It has had generally good results over the years though a number of its investments have gone to zero and others have been dramatically cut in value after the authorities acted on their business practices. That said these bad results have historically been significantly out weighed by the positive results.
Also whilst there have been some big valuation swings on specific investments I do think that the company has been reasonable in its valuations.
It has two major shareholders. The founder Mr Brian Marsh (41.8%) and PSC Insurance (19.7%) an Australian business.
Currently BPM has a declared diluted NAV per share of 455p (Results for the year to 31/01/22) and a share price of 296p (13/06/22). A very sizeable discount for a profitable business with a diversified asset base..
Why is this?
In my opinion it is mainly four fold;
1-The company needs money to invest. Historically this has been generated by investments reaching a decent valuation and being sold. This has been limited in the last few years and whilst the current set of results do contain a decent level of realisations, some of the cash obtained has already been used supporting current investments. In the short term there does seem enough that BPM will not ask for more, but equally it is restricted in its actions to raise cash for additional investment (rights issues, etc) as these will directly impact on Mr Marsh. He doesn’t seem to want to be diluted so it is not as though this can in the short term become a great growth vehicle. So as an investor you are concerned both that there might be a cash call and the effect of Mr Marsh's holding meaning not that much can be done.

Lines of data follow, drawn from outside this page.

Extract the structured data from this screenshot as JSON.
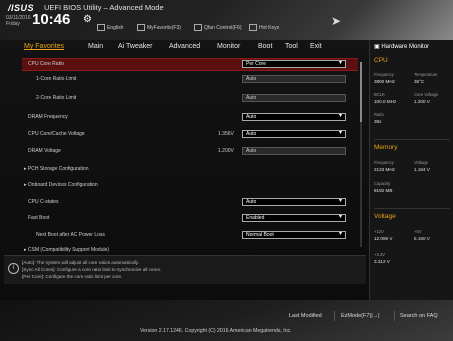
{
  "header": {
    "logo": "/ISUS",
    "title": "UEFI BIOS Utility – Advanced Mode",
    "date": "03/11/2016",
    "day": "Friday",
    "time": "10:46",
    "links": [
      "English",
      "MyFavorite(F3)",
      "Qfan Control(F6)",
      "Hot Keys"
    ]
  },
  "tabs": [
    "My Favorites",
    "Main",
    "Ai Tweaker",
    "Advanced",
    "Monitor",
    "Boot",
    "Tool",
    "Exit"
  ],
  "settings": [
    {
      "label": "CPU Core Ratio",
      "value": "Per Core",
      "kind": "dropdown",
      "selected": true
    },
    {
      "label": "1-Core Ratio Limit",
      "value": "Auto",
      "kind": "field",
      "indent": true
    },
    {
      "label": "2-Core Ratio Limit",
      "value": "Auto",
      "kind": "field",
      "indent": true
    },
    {
      "label": "DRAM Frequency",
      "value": "Auto",
      "kind": "dropdown"
    },
    {
      "label": "CPU Core/Cache Voltage",
      "reading": "1.356V",
      "value": "Auto",
      "kind": "dropdown"
    },
    {
      "label": "DRAM Voltage",
      "reading": "1.200V",
      "value": "Auto",
      "kind": "field"
    },
    {
      "label": "PCH Storage Configuration",
      "kind": "submenu"
    },
    {
      "label": "Onboard Devices Configuration",
      "kind": "submenu"
    },
    {
      "label": "CPU C-states",
      "value": "Auto",
      "kind": "dropdown"
    },
    {
      "label": "Fast Boot",
      "value": "Enabled",
      "kind": "dropdown"
    },
    {
      "label": "Next Boot after AC Power Loss",
      "value": "Normal Boot",
      "kind": "dropdown",
      "indent": true
    },
    {
      "label": "CSM (Compatibility Support Module)",
      "kind": "submenu"
    }
  ],
  "monitor": {
    "title": "Hardware Monitor",
    "cpu": {
      "section": "CPU",
      "frequency_label": "Frequency",
      "frequency": "3800 MHz",
      "temperature_label": "Temperature",
      "temperature": "36°C",
      "bclk_label": "BCLK",
      "bclk": "100.0 MHz",
      "core_voltage_label": "Core Voltage",
      "core_voltage": "1.200 V",
      "ratio_label": "Ratio",
      "ratio": "38x"
    },
    "memory": {
      "section": "Memory",
      "frequency_label": "Frequency",
      "frequency": "2133 MHz",
      "voltage_label": "Voltage",
      "voltage": "1.184 V",
      "capacity_label": "Capacity",
      "capacity": "8192 MB"
    },
    "voltage": {
      "section": "Voltage",
      "v12_label": "+12V",
      "v12": "12.096 V",
      "v5_label": "+5V",
      "v5": "5.160 V",
      "v33_label": "+3.3V",
      "v33": "3.312 V"
    }
  },
  "help": {
    "line1": "[Auto]: The system will adjust all core ratios automatically.",
    "line2": "[Sync All Cores]: Configure a core ratio limit to synchronize all cores.",
    "line3": "[Per Core]: Configure the core ratio limit per core."
  },
  "footer": {
    "last_modified": "Last Modified",
    "ezmode": "EzMode(F7)|→|",
    "search": "Search on FAQ",
    "version": "Version 2.17.1246. Copyright (C) 2016 American Megatrends, Inc."
  }
}
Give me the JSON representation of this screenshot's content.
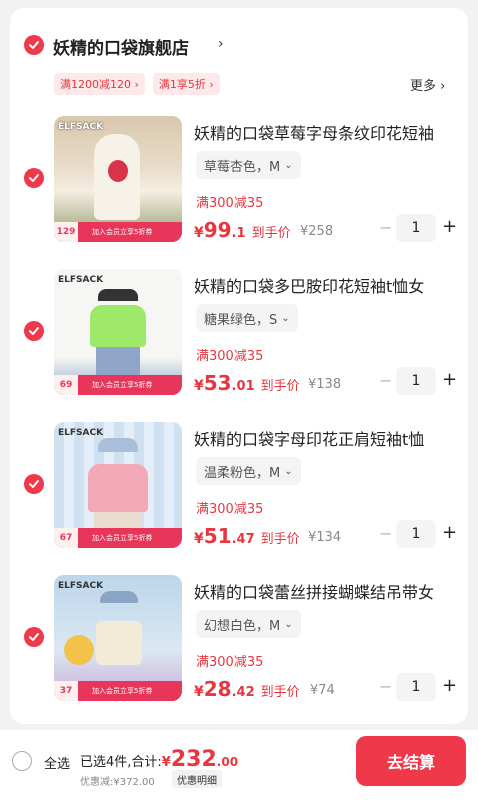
{
  "shop": {
    "name": "妖精的口袋旗舰店",
    "arrow": "›",
    "coupons": [
      "满1200减120 ›",
      "满1享5折 ›"
    ],
    "more": "更多 ›"
  },
  "items": [
    {
      "title": "妖精的口袋草莓字母条纹印花短袖",
      "sku": "草莓杏色，M",
      "promo": "满300减35",
      "price_int": "99",
      "price_dec": ".1",
      "price_label": "到手价",
      "orig": "¥258",
      "qty": "1",
      "thumb_price": "129",
      "thumb_tag": "ELFSACK",
      "thumb_text": "加入会员立享5折券",
      "scene_colors": [
        "#d9c7ad",
        "#f4eee2",
        "#8f9a6a"
      ]
    },
    {
      "title": "妖精的口袋多巴胺印花短袖t恤女",
      "sku": "糖果绿色，S",
      "promo": "满300减35",
      "price_int": "53",
      "price_dec": ".01",
      "price_label": "到手价",
      "orig": "¥138",
      "qty": "1",
      "thumb_price": "69",
      "thumb_tag": "ELFSACK",
      "thumb_text": "加入会员立享5折券",
      "scene_colors": [
        "#f6f6f4",
        "#9ee86a",
        "#8fa6c8"
      ]
    },
    {
      "title": "妖精的口袋字母印花正肩短袖t恤",
      "sku": "温柔粉色，M",
      "promo": "满300减35",
      "price_int": "51",
      "price_dec": ".47",
      "price_label": "到手价",
      "orig": "¥134",
      "qty": "1",
      "thumb_price": "67",
      "thumb_tag": "ELFSACK",
      "thumb_text": "加入会员立享5折券",
      "scene_colors": [
        "#cfe0f0",
        "#f2a8b6",
        "#e7dccd"
      ]
    },
    {
      "title": "妖精的口袋蕾丝拼接蝴蝶结吊带女",
      "sku": "幻想白色，M",
      "promo": "满300减35",
      "price_int": "28",
      "price_dec": ".42",
      "price_label": "到手价",
      "orig": "¥74",
      "qty": "1",
      "thumb_price": "37",
      "thumb_tag": "ELFSACK",
      "thumb_text": "加入会员立享5折券",
      "scene_colors": [
        "#bcd6ea",
        "#f3ead8",
        "#c9a9d6"
      ]
    }
  ],
  "bottom": {
    "select_all": "全选",
    "summary": "已选4件,合计:",
    "total_cur": "¥",
    "total_int": "232",
    "total_dec": ".00",
    "discount": "优惠减:¥372.00",
    "detail": "优惠明细",
    "checkout": "去结算"
  },
  "colors": {
    "accent": "#f0384b",
    "price": "#e8363f",
    "coupon_bg": "#fde9e9"
  },
  "icons": {
    "check": "check-icon",
    "chevron": "chevron-right-icon",
    "sku_dropdown": "chevron-down-icon"
  }
}
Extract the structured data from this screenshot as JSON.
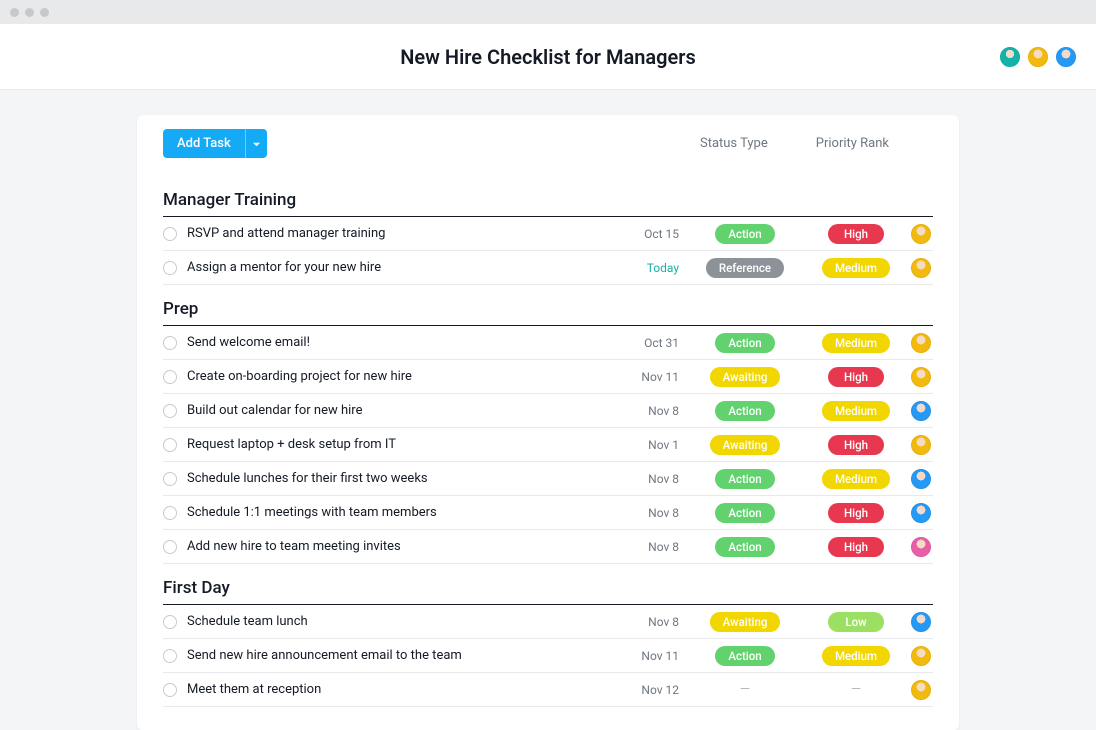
{
  "header": {
    "title": "New Hire Checklist for Managers",
    "avatars": [
      "teal",
      "yellow",
      "blue"
    ]
  },
  "toolbar": {
    "add_task_label": "Add Task"
  },
  "columns": {
    "status": "Status Type",
    "priority": "Priority Rank"
  },
  "sections": [
    {
      "title": "Manager Training",
      "tasks": [
        {
          "title": "RSVP and attend manager training",
          "date": "Oct 15",
          "date_today": false,
          "status": "Action",
          "status_class": "action",
          "priority": "High",
          "priority_class": "high",
          "assignee": "yellow"
        },
        {
          "title": "Assign a mentor for your new hire",
          "date": "Today",
          "date_today": true,
          "status": "Reference",
          "status_class": "reference",
          "priority": "Medium",
          "priority_class": "medium",
          "assignee": "yellow"
        }
      ]
    },
    {
      "title": "Prep",
      "tasks": [
        {
          "title": "Send welcome email!",
          "date": "Oct 31",
          "date_today": false,
          "status": "Action",
          "status_class": "action",
          "priority": "Medium",
          "priority_class": "medium",
          "assignee": "yellow"
        },
        {
          "title": "Create on-boarding project for new hire",
          "date": "Nov 11",
          "date_today": false,
          "status": "Awaiting",
          "status_class": "awaiting",
          "priority": "High",
          "priority_class": "high",
          "assignee": "yellow"
        },
        {
          "title": "Build out calendar for new hire",
          "date": "Nov 8",
          "date_today": false,
          "status": "Action",
          "status_class": "action",
          "priority": "Medium",
          "priority_class": "medium",
          "assignee": "blue"
        },
        {
          "title": "Request laptop + desk setup from IT",
          "date": "Nov 1",
          "date_today": false,
          "status": "Awaiting",
          "status_class": "awaiting",
          "priority": "High",
          "priority_class": "high",
          "assignee": "yellow"
        },
        {
          "title": "Schedule lunches for their first two weeks",
          "date": "Nov 8",
          "date_today": false,
          "status": "Action",
          "status_class": "action",
          "priority": "Medium",
          "priority_class": "medium",
          "assignee": "blue"
        },
        {
          "title": "Schedule 1:1 meetings with team members",
          "date": "Nov 8",
          "date_today": false,
          "status": "Action",
          "status_class": "action",
          "priority": "High",
          "priority_class": "high",
          "assignee": "blue"
        },
        {
          "title": "Add new hire to team meeting invites",
          "date": "Nov 8",
          "date_today": false,
          "status": "Action",
          "status_class": "action",
          "priority": "High",
          "priority_class": "high",
          "assignee": "pink"
        }
      ]
    },
    {
      "title": "First Day",
      "tasks": [
        {
          "title": "Schedule team lunch",
          "date": "Nov 8",
          "date_today": false,
          "status": "Awaiting",
          "status_class": "awaiting",
          "priority": "Low",
          "priority_class": "low",
          "assignee": "blue"
        },
        {
          "title": "Send new hire announcement email to the team",
          "date": "Nov 11",
          "date_today": false,
          "status": "Action",
          "status_class": "action",
          "priority": "Medium",
          "priority_class": "medium",
          "assignee": "yellow"
        },
        {
          "title": "Meet them at reception",
          "date": "Nov 12",
          "date_today": false,
          "status": "",
          "status_class": "",
          "priority": "",
          "priority_class": "",
          "assignee": "yellow"
        }
      ]
    }
  ]
}
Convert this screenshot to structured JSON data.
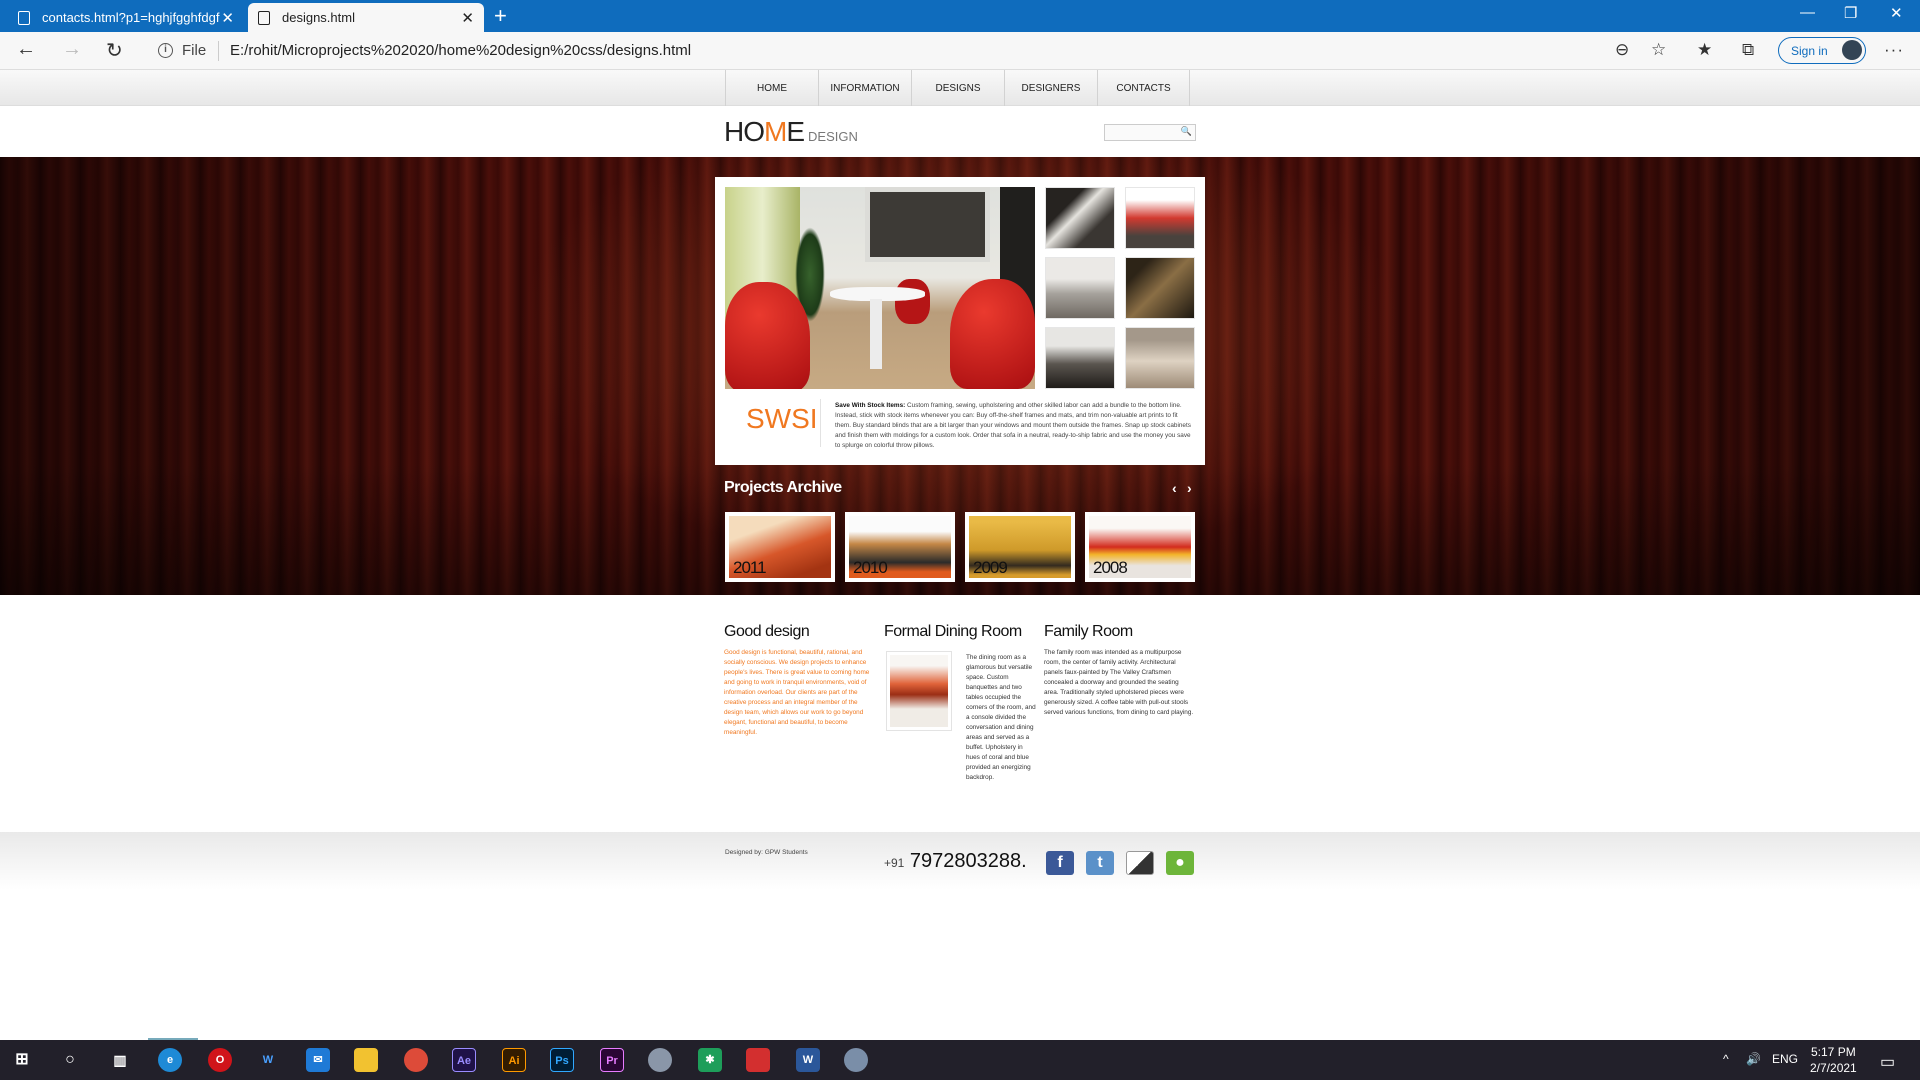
{
  "browser": {
    "tabs": [
      {
        "title": "contacts.html?p1=hghjfgghfdgf"
      },
      {
        "title": "designs.html"
      }
    ],
    "file_label": "File",
    "url": "E:/rohit/Microprojects%202020/home%20design%20css/designs.html",
    "signin_label": "Sign in"
  },
  "site": {
    "nav": [
      "HOME",
      "INFORMATION",
      "DESIGNS",
      "DESIGNERS",
      "CONTACTS"
    ],
    "logo": {
      "ho": "HO",
      "m": "M",
      "e": "E",
      "design": "DESIGN"
    },
    "feature": {
      "brand": "SWSI",
      "lead": "Save With Stock Items:",
      "text": " Custom framing, sewing, upholstering and other skilled labor can add a bundle to the bottom line. Instead, stick with stock items whenever you can: Buy off-the-shelf frames and mats, and trim non-valuable art prints to fit them. Buy standard blinds that are a bit larger than your windows and mount them outside the frames. Snap up stock cabinets and finish them with moldings for a custom look. Order that sofa in a neutral, ready-to-ship fabric and use the money you save to splurge on colorful throw pillows."
    },
    "projects_archive": {
      "title": "Projects Archive",
      "years": [
        "2011",
        "2010",
        "2009",
        "2008"
      ]
    },
    "columns": [
      {
        "title": "Good design",
        "text": "Good design is functional, beautiful, rational, and socially conscious. We design projects to enhance people's lives. There is great value to coming home and going to work in tranquil environments, void of information overload. Our clients are part of the creative process and an integral member of the design team, which allows our work to go beyond elegant, functional and beautiful, to become meaningful."
      },
      {
        "title": "Formal Dining Room",
        "text": "The dining room as a glamorous but versatile space. Custom banquettes and two tables occupied the corners of the room, and a console divided the conversation and dining areas and served as a buffet. Upholstery in hues of coral and blue provided an energizing backdrop."
      },
      {
        "title": "Family Room",
        "text": "The family room was intended as a multipurpose room, the center of family activity. Architectural panels faux-painted by The Valley Craftsmen concealed a doorway and grounded the seating area. Traditionally styled upholstered pieces were generously sized. A coffee table with pull-out stools served various functions, from dining to card playing."
      }
    ],
    "footer": {
      "credit": "Designed by: GPW Students",
      "phone_prefix": "+91",
      "phone": "7972803288."
    }
  },
  "taskbar": {
    "lang": "ENG",
    "time": "5:17 PM",
    "date": "2/7/2021"
  },
  "colors": {
    "accent": "#f07820",
    "browser_blue": "#0f6cbd"
  }
}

2-The company cannot act to buy back shares as this will potentially impact Mr Marsh. So the discount doesn’t get minimised by sensible buy backs. The company has repeatedly mentioned this as an activity that it would consider but for Mr Marsh.
3-Dividends are limited, both as the company needs money to invest, see 1 above, but also because dividend income affects Mr Marsh. He obviously wants some. But presumably only so much. Also to be fair a lot of the profits are historically not cash but changes in NAV that only become cash on a realisation.
4-The dead hand at the tiller that Mr Marsh’s holding creates makes recruiting people to take the business forward either difficult or expensive. Why join a firm that you can’t do much with?
So we find ourselves with a deep discount on a real asset whilst we wait for Mr Marsh (81 years old) to do something with his shareholding that changes the game at BPM. Given PSC has 19.7% the chances of this coming from outside pressure seems limited.
I hold, but am not inclined to buy more. Though I do keep my eye on the activities of Daniel Topping and Jonathan Newman who are the two key executive directors. They have bought a few in the last 12 months, but not so much as to convince me that they see a big change any time soon.